Strontium carbonate (SrCO3) was formerly used in large quantities in the manufacturing of CRT TVs (CRT = cathode-ray tubes) as strontium carbonate together with other compounds absorbs and reduces significantly (to almost zero) the X-rays generated from the television tubes.
Nowadays, modern flat-panel devices have almost completely replaced these tubes. Currently, strontium carbonates are being used in pyrotechnics as colour-producing components – strontium produces a crimson red flame.
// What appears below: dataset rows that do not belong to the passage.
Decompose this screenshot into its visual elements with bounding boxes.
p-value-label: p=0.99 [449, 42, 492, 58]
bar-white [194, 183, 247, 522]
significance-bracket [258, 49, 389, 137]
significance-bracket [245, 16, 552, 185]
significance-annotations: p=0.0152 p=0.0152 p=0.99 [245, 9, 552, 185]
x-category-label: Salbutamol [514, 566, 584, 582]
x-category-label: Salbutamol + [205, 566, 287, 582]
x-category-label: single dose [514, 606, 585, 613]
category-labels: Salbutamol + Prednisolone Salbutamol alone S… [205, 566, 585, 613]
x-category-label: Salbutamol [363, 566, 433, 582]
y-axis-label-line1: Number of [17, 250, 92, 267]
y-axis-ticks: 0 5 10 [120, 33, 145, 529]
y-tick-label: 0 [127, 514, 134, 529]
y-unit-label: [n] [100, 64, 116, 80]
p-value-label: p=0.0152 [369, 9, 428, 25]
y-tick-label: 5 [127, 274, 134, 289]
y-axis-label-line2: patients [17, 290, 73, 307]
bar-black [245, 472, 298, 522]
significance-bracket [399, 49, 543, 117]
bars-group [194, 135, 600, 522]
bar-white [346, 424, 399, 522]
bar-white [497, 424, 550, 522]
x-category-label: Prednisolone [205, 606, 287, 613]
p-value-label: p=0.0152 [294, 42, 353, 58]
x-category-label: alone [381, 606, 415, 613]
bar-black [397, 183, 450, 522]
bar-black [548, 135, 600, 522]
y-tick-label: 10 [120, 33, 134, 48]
The Latin term “Strontium carbonicum” refers to the homeopathic application of this material which is used to treat osteoarthritis and cerebral sclerosis.
How can I come into contact with this material?
Strontium salts are used in fireworks to produce crimson red flames after ignition and it is not possible to get into direct contact with airborne strontium carbonate nanoparticles during the burning process. Homeopathic administered strontium carbonate could be considered as a targeted approach for medical purposes but it is not clear if the medical products contain micro- or nano-scaled strontium carbonate or even a mixture of both.
Is there any risk from this material to humans and the environment?
Little information exists on the effects of strontium carbonate nanoparticles on humans or the environment. This may be due to the relatively small number of applications for this material. Laboratory studies have shown that different cell types can take up strontium carbonate nanoparticles and high doses may lead to cell death. However, no harmful effects of strontium carbonate nanoparticles have been found in whole animal studies.
Regarding the environmental behaviour of strontium carbonate nanoparticles, there are currently no data available.
In recent years the use of strontium carbonate has been reduced drastically as flat-panel televisions have taken over the TV market. Contact with strontium carbonate nanoparticles could take place through the burning of fireworks or the intake of homeopathic medications. Up until now, no harmful effects of strontium carbonate have been found for the human body.
By the way…
Both strontium carbonate and strontium itself are non-toxic. Radioactive isotopes of strontium were found after nuclear disasters in Chernobyl (former USSR, today Ukraine) and in Fukushima (Japan). As these isotopes are chemically very similar to calcium, the strontium isotopes can accumulate in bone tissue and the resulting radiation could then in turn also damage the bone marrow.